Dati questi criteri, la mia raccomandazione per un primo linguaggio di programmazione è Python o Scheme. Ma le circostanze possono cambiare e ci sono altre buone scelte. Se la tua età è a singola cifra probabilmente preferirai Alice o Squeak (anche i più anziani potrebbero preferirli). La cosa importante è scegliere e partire.
Svariate persone hanno chiesto da quali libri e pagine web dovrebbero studiare. Ripeto che imparare solo dai libri non basta ma posso consigliare i seguenti:
Structure and Interpretation of Computer Programs (Abelson & Sussman) è probabilmente la migiore introduzione alla computer science; e insegna a programmare come un metodo per capire la computer science. Puoi vedere i video online delle lezioni su questo libro, come pure il testo completo online. Il libro è una vera sfida e scoraggerà alcune persone che potrebbero avere successo con un diverso approccio.
How to Design Programs (Felleisen et al.) (in versione online) è uno dei migliori libri su come progettare programmi in modo elegante e funzionale.
Python Programming: An Introduction to Computer Science (Zelle) è una buona introduzione che usa il Python.
Alcuni tutorial online sono disponibili sul sito Python.org.

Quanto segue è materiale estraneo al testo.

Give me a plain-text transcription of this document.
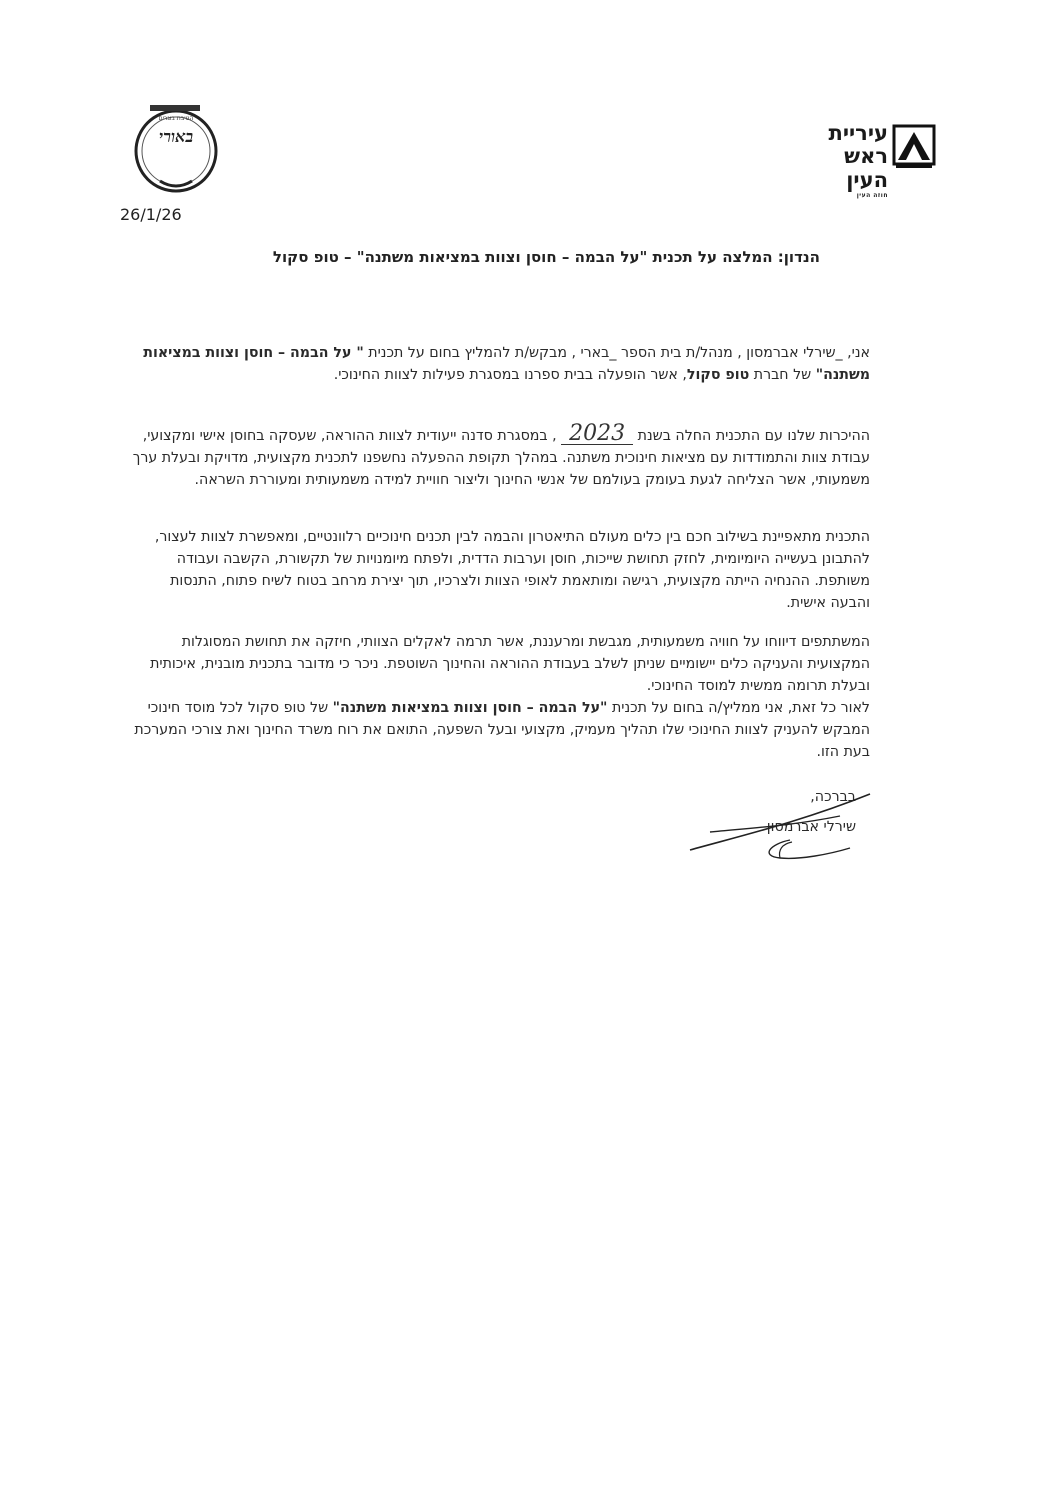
עיריית
ראש העין
חוזה העין
הטיבת בוגרים
באורי
26/1/26
הנדון: המלצה על תכנית "על הבמה – חוסן וצוות במציאות משתנה" – טופ סקול
אני, _שירלי אברמסון , מנהל/ת בית הספר _בארי , מבקש/ת להמליץ בחום על תכנית " על הבמה – חוסן וצוות במציאות משתנה" של חברת טופ סקול, אשר הופעלה בבית ספרנו במסגרת פעילות לצוות החינוכי.
ההיכרות שלנו עם התכנית החלה בשנת 2023 , במסגרת סדנה ייעודית לצוות ההוראה, שעסקה בחוסן אישי ומקצועי, עבודת צוות והתמודדות עם מציאות חינוכית משתנה. במהלך תקופת ההפעלה נחשפנו לתכנית מקצועית, מדויקת ובעלת ערך משמעותי, אשר הצליחה לגעת בעומק בעולמם של אנשי החינוך וליצור חוויית למידה משמעותית ומעוררת השראה.
התכנית מתאפיינת בשילוב חכם בין כלים מעולם התיאטרון והבמה לבין תכנים חינוכיים רלוונטיים, ומאפשרת לצוות לעצור, להתבונן בעשייה היומיומית, לחזק תחושת שייכות, חוסן וערבות הדדית, ולפתח מיומנויות של תקשורת, הקשבה ועבודה משותפת. ההנחיה הייתה מקצועית, רגישה ומותאמת לאופי הצוות ולצרכיו, תוך יצירת מרחב בטוח לשיח פתוח, התנסות והבעה אישית.
המשתתפים דיווחו על חוויה משמעותית, מגבשת ומרעננת, אשר תרמה לאקלים הצוותי, חיזקה את תחושת המסוגלות המקצועית והעניקה כלים יישומיים שניתן לשלב בעבודת ההוראה והחינוך השוטפת. ניכר כי מדובר בתכנית מובנית, איכותית ובעלת תרומה ממשית למוסד החינוכי.
לאור כל זאת, אני ממליץ/ה בחום על תכנית "על הבמה – חוסן וצוות במציאות משתנה" של טופ סקול לכל מוסד חינוכי המבקש להעניק לצוות החינוכי שלו תהליך מעמיק, מקצועי ובעל השפעה, התואם את רוח משרד החינוך ואת צורכי המערכת בעת הזו.
בברכה,
שירלי אברמסון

Concepts, Techniques, and Models of Computer Programming (Van Roy & Haridi) è visto da alcuni come il successore moderno di Abelson & Sussman. È un tour attraverso le grandi idee della programmazione, copre un più grande intervallo rispetto a Abelson & Sussman mentre è più semplice da leggere e da seguire. Usa un linguaggio, Oz, non molto conosciuto ma utile come base per imparare altri linguaggi.
T. Capey ha fatto notare che la pagina Complete Problem Solver su Amazon ora ha i libri Impara il Bengalese in 21 giorni e Impara la Grammatica e lo Stile nella sezione Utenti che hanno acquistato questo libro hanno anche acquistato questi oggetti. Immagino che la maggior parte delle persone che guardano il libro provengano da questa pagina. Grazie a Ross Cohen per il suo aiuto con Ippocrate.